Dear Parents and Alumni,
I invite you to take the time to read Ben Griffin’s Saturday-morning sermon, as it encapsulates how so many feel who have been fortunate enough to spend their summers on the Shores.
Those campers and counselors who return summer after summer do so — not because of our myriad activities or our beautiful setting, but because of friendships, inclusiveness, and lessons taught and learned.
As I trust you all know, my name is Ben Griffin. This is my 10th year at camp and my second on staff. For some, it might take a little time to get fully adjusted here and really feel like it’s home. I knew Kawaga was the place for me since my first summer in Chip 1. I was lucky to have two cousins on staff and an older brother — guys I could look up to here; and, our relationships have only strengthened because of the love we share for this place. But while my admiration for Kawaga has never changed throughout my camping career, my perspective and view of overnight camp did when I moved to from suburban Chicago to the city.
In Glencoe, where I spent my first 10 years, it was normal and kind of expected to go to overnight camp. That’s not the case in the city of Chicago, where I moved when I going into fifth grade. In the city, overnight camp is simply just not understood among many city people; in fact my friends at my school thought summer camp was weird.
This perception of camp held by my classmates continued into high school, where the idea of missing out on Lollapalooza, sleeping late, making more money at a summer job, and hanging out with friends at home was considered crazy. My friends at home just don’t get camp.
But to me, being one of the only city kids to have this experience, which I share with all of you, made me realize just how more fortunate and lucky I am to be here.
Make no mistake about it: behind our long row of cabins that have stood here for decades, we have true luxury. Kawaga is a kid’s dream playground.

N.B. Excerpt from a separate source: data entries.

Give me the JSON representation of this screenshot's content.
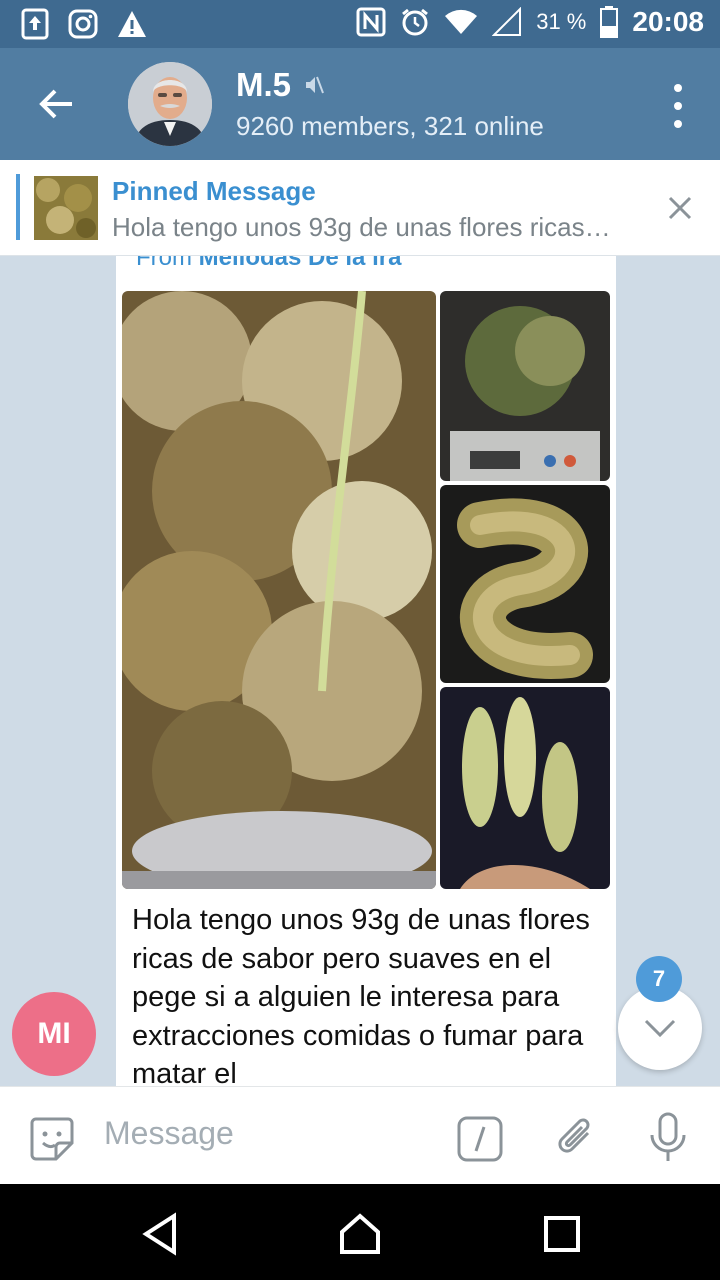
{
  "status_bar": {
    "battery_percent": "31 %",
    "time": "20:08",
    "icons": [
      "upload-icon",
      "instagram-icon",
      "warning-icon",
      "nfc-icon",
      "alarm-icon",
      "wifi-icon",
      "signal-icon",
      "battery-icon"
    ]
  },
  "header": {
    "title": "M.5",
    "subtitle": "9260 members, 321 online",
    "muted": true
  },
  "pinned": {
    "title": "Pinned Message",
    "text": "Hola tengo unos 93g de unas flores ricas…"
  },
  "message": {
    "from_prefix": "From",
    "from_name": "Meliodas De la ira",
    "text": "Hola tengo unos 93g de unas flores ricas de sabor pero suaves en el pege si a alguien le interesa para extracciones comidas o fumar para matar el",
    "sender_initials": "MI",
    "photo_count": 4
  },
  "scroll_down": {
    "unread_count": "7"
  },
  "composer": {
    "placeholder": "Message"
  },
  "colors": {
    "header": "#517da2",
    "status_bar": "#3f6a90",
    "accent": "#3a8fd0",
    "avatar_mi": "#ed6f88",
    "chat_background": "#cfdbe6"
  }
}
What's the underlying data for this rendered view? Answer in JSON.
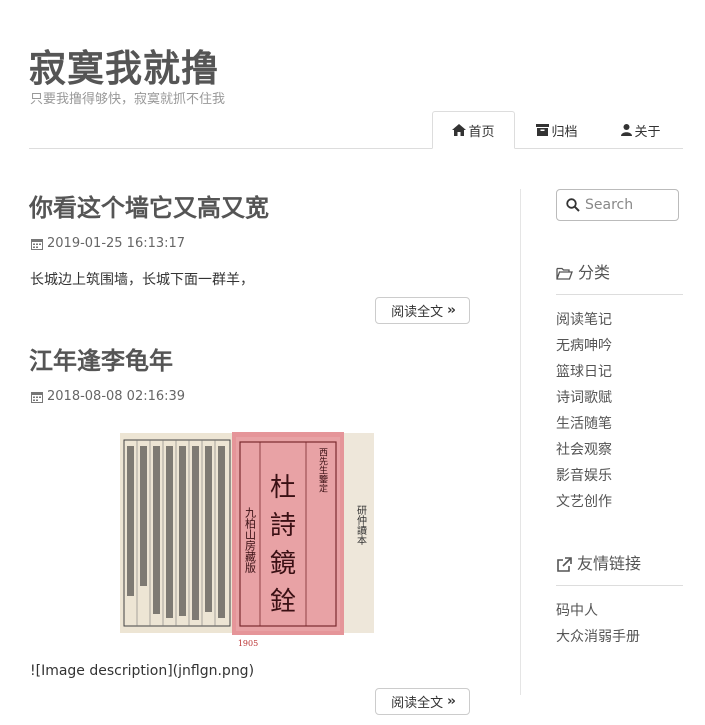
{
  "header": {
    "title": "寂寞我就撸",
    "description": "只要我撸得够快，寂寞就抓不住我"
  },
  "nav": {
    "home": "首页",
    "archive": "归档",
    "about": "关于"
  },
  "posts": [
    {
      "title": "你看这个墙它又高又宽",
      "date": "2019-01-25 16:13:17",
      "excerpt": "长城边上筑围墙，长城下面一群羊，",
      "read_more": "阅读全文"
    },
    {
      "title": "江年逢李龟年",
      "date": "2018-08-08 02:16:39",
      "excerpt": "![Image description](jnflgn.png)",
      "read_more": "阅读全文",
      "image": {
        "cover_title": "杜詩鏡銓",
        "side_label": "研仲讀本",
        "stamp_text": "九柏山房藏版",
        "top_text": "西先生鑒定",
        "caption": "1905"
      }
    }
  ],
  "sidebar": {
    "search_placeholder": "Search",
    "categories_title": "分类",
    "categories": [
      "阅读笔记",
      "无病呻吟",
      "篮球日记",
      "诗词歌赋",
      "生活随笔",
      "社会观察",
      "影音娱乐",
      "文艺创作"
    ],
    "links_title": "友情链接",
    "links": [
      "码中人",
      "大众消弱手册"
    ]
  }
}
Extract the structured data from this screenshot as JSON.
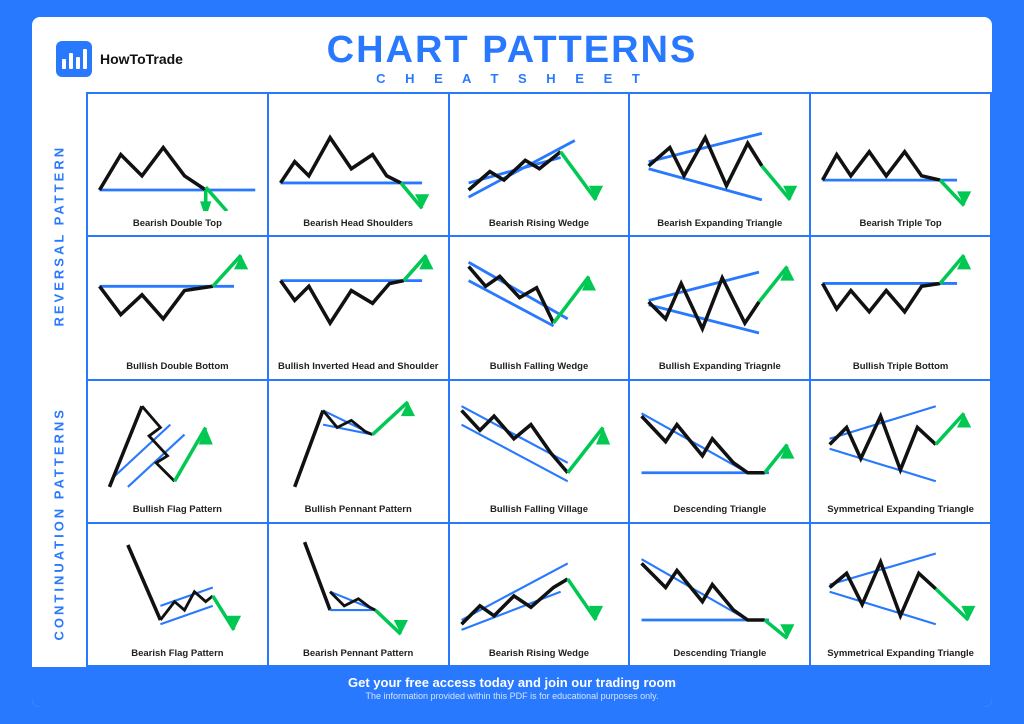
{
  "header": {
    "logo_text": "HowToTrade",
    "main_title": "CHART PATTERNS",
    "sub_title": "C H E A T   S H E E T"
  },
  "side_labels": {
    "reversal": "REVERSAL PATTERN",
    "continuation": "CONTINUATION PATTERNS"
  },
  "cells": [
    {
      "label": "Bearish Double Top",
      "row": 1,
      "col": 1,
      "type": "bearish-double-top"
    },
    {
      "label": "Bearish Head Shoulders",
      "row": 1,
      "col": 2,
      "type": "bearish-head-shoulders"
    },
    {
      "label": "Bearish Rising Wedge",
      "row": 1,
      "col": 3,
      "type": "bearish-rising-wedge"
    },
    {
      "label": "Bearish Expanding Triangle",
      "row": 1,
      "col": 4,
      "type": "bearish-expanding-triangle"
    },
    {
      "label": "Bearish Triple Top",
      "row": 1,
      "col": 5,
      "type": "bearish-triple-top"
    },
    {
      "label": "Bullish Double Bottom",
      "row": 2,
      "col": 1,
      "type": "bullish-double-bottom"
    },
    {
      "label": "Bullish Inverted Head and Shoulder",
      "row": 2,
      "col": 2,
      "type": "bullish-inv-head-shoulders"
    },
    {
      "label": "Bullish Falling Wedge",
      "row": 2,
      "col": 3,
      "type": "bullish-falling-wedge"
    },
    {
      "label": "Bullish Expanding Triagnle",
      "row": 2,
      "col": 4,
      "type": "bullish-expanding-triangle"
    },
    {
      "label": "Bullish Triple Bottom",
      "row": 2,
      "col": 5,
      "type": "bullish-triple-bottom"
    },
    {
      "label": "Bullish Flag Pattern",
      "row": 3,
      "col": 1,
      "type": "bullish-flag"
    },
    {
      "label": "Bullish Pennant Pattern",
      "row": 3,
      "col": 2,
      "type": "bullish-pennant"
    },
    {
      "label": "Bullish Falling Village",
      "row": 3,
      "col": 3,
      "type": "bullish-falling-village"
    },
    {
      "label": "Descending Triangle",
      "row": 3,
      "col": 4,
      "type": "descending-triangle"
    },
    {
      "label": "Symmetrical Expanding Triangle",
      "row": 3,
      "col": 5,
      "type": "sym-expanding-triangle"
    },
    {
      "label": "Bearish Flag Pattern",
      "row": 4,
      "col": 1,
      "type": "bearish-flag"
    },
    {
      "label": "Bearish Pennant Pattern",
      "row": 4,
      "col": 2,
      "type": "bearish-pennant"
    },
    {
      "label": "Bearish Rising Wedge",
      "row": 4,
      "col": 3,
      "type": "bearish-rising-wedge2"
    },
    {
      "label": "Descending Triangle",
      "row": 4,
      "col": 4,
      "type": "descending-triangle2"
    },
    {
      "label": "Symmetrical Expanding Triangle",
      "row": 4,
      "col": 5,
      "type": "sym-expanding-triangle2"
    }
  ],
  "footer": {
    "main": "Get your free access today and join our trading room",
    "sub": "The information provided within this PDF is for educational purposes only."
  }
}
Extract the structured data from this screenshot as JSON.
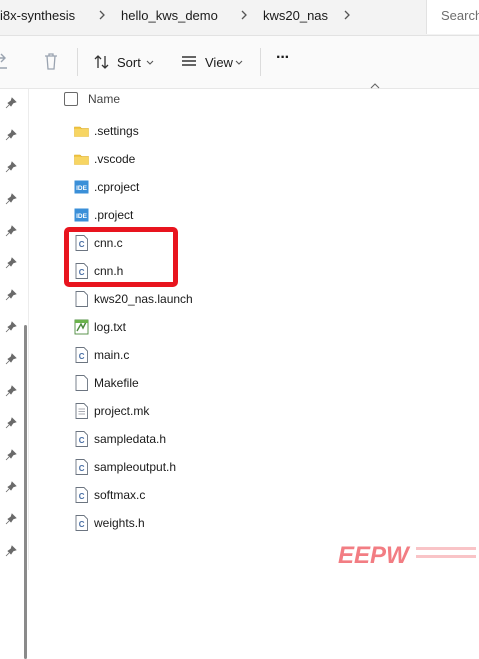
{
  "address": {
    "crumbs": [
      "i8x-synthesis",
      "hello_kws_demo",
      "kws20_nas"
    ],
    "search_placeholder": "Search"
  },
  "toolbar": {
    "sort_label": "Sort",
    "view_label": "View",
    "more_label": "···"
  },
  "list": {
    "name_header": "Name",
    "files": [
      {
        "name": ".settings",
        "icon": "folder-icon"
      },
      {
        "name": ".vscode",
        "icon": "folder-icon"
      },
      {
        "name": ".cproject",
        "icon": "ide-file-icon"
      },
      {
        "name": ".project",
        "icon": "ide-file-icon"
      },
      {
        "name": "cnn.c",
        "icon": "c-source-file-icon"
      },
      {
        "name": "cnn.h",
        "icon": "c-source-file-icon"
      },
      {
        "name": "kws20_nas.launch",
        "icon": "blank-file-icon"
      },
      {
        "name": "log.txt",
        "icon": "text-file-icon"
      },
      {
        "name": "main.c",
        "icon": "c-source-file-icon"
      },
      {
        "name": "Makefile",
        "icon": "blank-file-icon"
      },
      {
        "name": "project.mk",
        "icon": "text-file-icon"
      },
      {
        "name": "sampledata.h",
        "icon": "c-source-file-icon"
      },
      {
        "name": "sampleoutput.h",
        "icon": "c-source-file-icon"
      },
      {
        "name": "softmax.c",
        "icon": "c-source-file-icon"
      },
      {
        "name": "weights.h",
        "icon": "c-source-file-icon"
      }
    ]
  },
  "colors": {
    "highlight": "#e8141e",
    "folder": "#f2c744",
    "ide_badge": "#3a8fd8",
    "watermark": "#e8141e"
  },
  "watermark": {
    "text": "EEPW"
  }
}
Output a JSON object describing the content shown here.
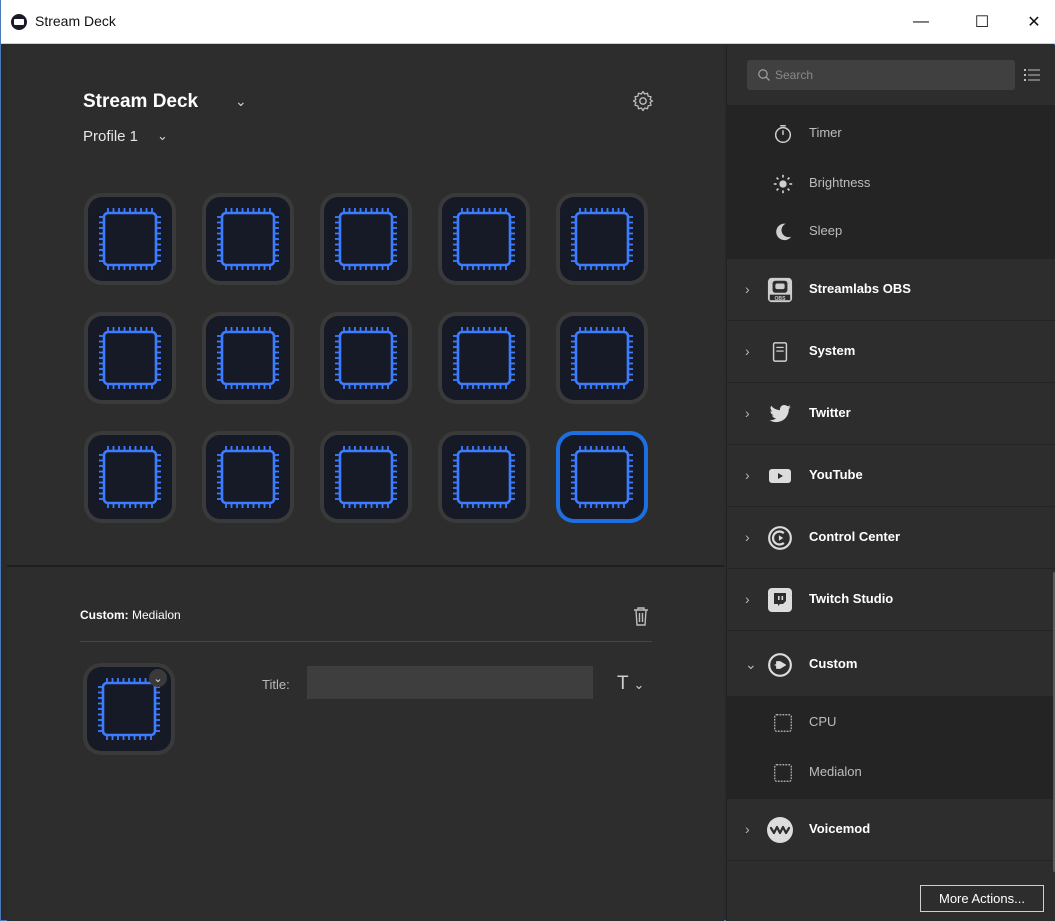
{
  "window": {
    "title": "Stream Deck",
    "minimize": "—",
    "maximize": "☐",
    "close": "✕"
  },
  "deck": {
    "name": "Stream Deck",
    "profile": "Profile 1"
  },
  "keys": {
    "rows": 3,
    "cols": 5,
    "selected_index": 14
  },
  "properties": {
    "action_prefix": "Custom:",
    "action_name": "Medialon",
    "title_label": "Title:",
    "title_value": "",
    "text_format": "T"
  },
  "sidebar": {
    "search_placeholder": "Search",
    "sub_items_top": [
      {
        "label": "Timer",
        "icon": "timer-icon"
      },
      {
        "label": "Brightness",
        "icon": "brightness-icon"
      },
      {
        "label": "Sleep",
        "icon": "sleep-icon"
      }
    ],
    "categories": [
      {
        "label": "Streamlabs OBS",
        "icon": "streamlabs-obs-icon",
        "expanded": false
      },
      {
        "label": "System",
        "icon": "system-icon",
        "expanded": false
      },
      {
        "label": "Twitter",
        "icon": "twitter-icon",
        "expanded": false
      },
      {
        "label": "YouTube",
        "icon": "youtube-icon",
        "expanded": false
      },
      {
        "label": "Control Center",
        "icon": "control-center-icon",
        "expanded": false
      },
      {
        "label": "Twitch Studio",
        "icon": "twitch-studio-icon",
        "expanded": false
      },
      {
        "label": "Custom",
        "icon": "custom-icon",
        "expanded": true
      },
      {
        "label": "Voicemod",
        "icon": "voicemod-icon",
        "expanded": false
      }
    ],
    "custom_items": [
      {
        "label": "CPU",
        "icon": "cpu-chip-icon"
      },
      {
        "label": "Medialon",
        "icon": "cpu-chip-icon"
      }
    ],
    "more_actions": "More Actions..."
  },
  "colors": {
    "accent": "#1d6fe0",
    "chip_blue": "#3d7bff",
    "background": "#2d2d2d"
  }
}
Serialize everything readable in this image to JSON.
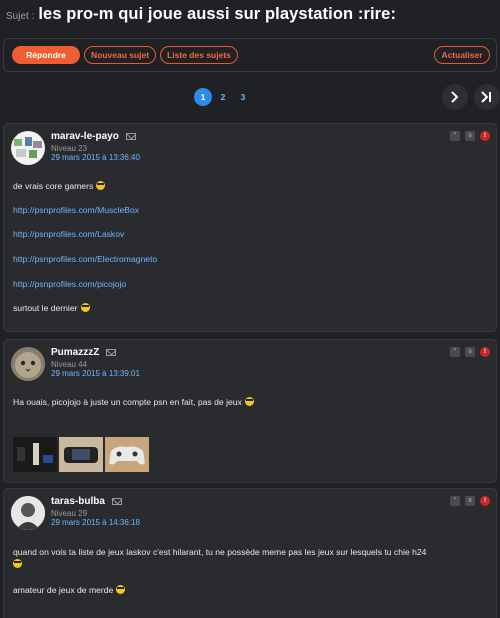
{
  "topic": {
    "prefix": "Sujet :",
    "title": "les pro-m qui joue aussi sur playstation :rire:"
  },
  "toolbar": {
    "reply": "Répondre",
    "new_topic": "Nouveau sujet",
    "topic_list": "Liste des sujets",
    "refresh": "Actualiser"
  },
  "pagination": {
    "pages": [
      "1",
      "2",
      "3"
    ],
    "active": "1",
    "next_icon": "chevron-right-icon",
    "last_icon": "last-page-icon"
  },
  "posts": [
    {
      "author": "marav-le-payo",
      "level": "Niveau 23",
      "date": "29 mars 2015 à 13:36:40",
      "lines": [
        "de vrais core gamers",
        "http://psnprofiles.com/MuscleBox",
        "http://psnprofiles.com/Laskov",
        "http://psnprofiles.com/Electromagneto",
        "http://psnprofiles.com/picojojo",
        "surtout le dernier"
      ]
    },
    {
      "author": "PumazzzZ",
      "level": "Niveau 44",
      "date": "29 mars 2015 à 13:39:01",
      "lines": [
        "Ha ouais, picojojo à juste un compte psn en fait, pas de jeux"
      ],
      "thumbnails": [
        "console-photo",
        "handheld-photo",
        "controller-photo"
      ]
    },
    {
      "author": "taras-bulba",
      "level": "Niveau 29",
      "date": "29 mars 2015 à 14:36:18",
      "lines": [
        "quand on vois ta liste de jeux laskov c'est hilarant, tu ne possède meme pas les jeux sur lesquels tu chie h24",
        "amateur de jeux de merde"
      ]
    }
  ],
  "icons": {
    "message": "mail-icon",
    "quote": "quote-icon",
    "menu": "menu-icon",
    "report": "alert-icon"
  },
  "colors": {
    "background": "#202124",
    "panel": "#2a2b2e",
    "accent": "#f15d33",
    "link": "#6fb7ff",
    "active_page": "#2e8ae6"
  }
}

Where else can you go skiing, sailing, jump off a high dive, and play a game of tennis or shoot some hoops all in one day in such beauty?
But beyond all the activities, what I’m most grateful for is our community and inclusion. Everyone is welcomed into here on Day One. There’s no better place in the world to be yourself and let loose more than Camp Kawaga. Here, it’s okay for a teenage boy to shed tears; and, it’s not only okay but even encouraged to make mistakes. After all, that’s how we learn.
In being myself at camp, I’ve learned more about myself than I could’ve ever imagined — more than at any other place in the world. I’ve learned how to be resilient and stand up in the storm, by swimming the bay after seven weeks of trying and finally conquering my fears. I learned how to work for and achieve big goals, learning how to master myself as I continued to raise my standards on how to conduct myself as a leader at camp. I learned how to be humble and gentle in victory by being on the winning side of leagues games and competition. And, I learned how to act proud and unbending in defeat whole being on the losing side in close games to cabin mates during the Spectacular and Blue Gold Cup.
As I’m sure you’ve heard from others, people really do look their entire to try to find the type of loving community that’s right here at Camp Kawaga. Some, sadly, never find it. Some never find the type of relationships and bonds you can create here; nor do they have the countless memories that come from so many special moments on the Shores. We should never take for granted that we are welcomed with open arms at Kawaga no matter our background. What a camp family we all have!
When someone asked me what Kawaga means to me in just one word, I thought of a word that may not come first to mind. Stability. I feel like in life there is this great search for stability. The partner we can love until we die, the job we can do passionately everyday, and the home in which we can raise our own children. Kawaga gives us that stability. Every summer I have come here to have another fun and amazing summer. And, every summer, I achieve that. My Kawaga friendships are my closest, and they continue to get stronger. I’m so grateful for receiving this special gift of stability at such a young age.
So before I leave you, I want to say that the best way to take advantage of the great luxury and opportunity all of us share today is to never miss a heartbeat at camp. Live every moment to the fullest. Turn a little moment into a huge memory, even when do something like brushing your teeth or playing trivia for desserts. And, never forget to soak in and appreciate our beautiful natural surroundings everyday.
Time flies by way too fast here. So, live in the moment and take advantage of every second. Remember, there’s not only a world of other boys out there who would do anything to be here, but a world of people of all ages who would do anything to be part of a family like this. Thank you.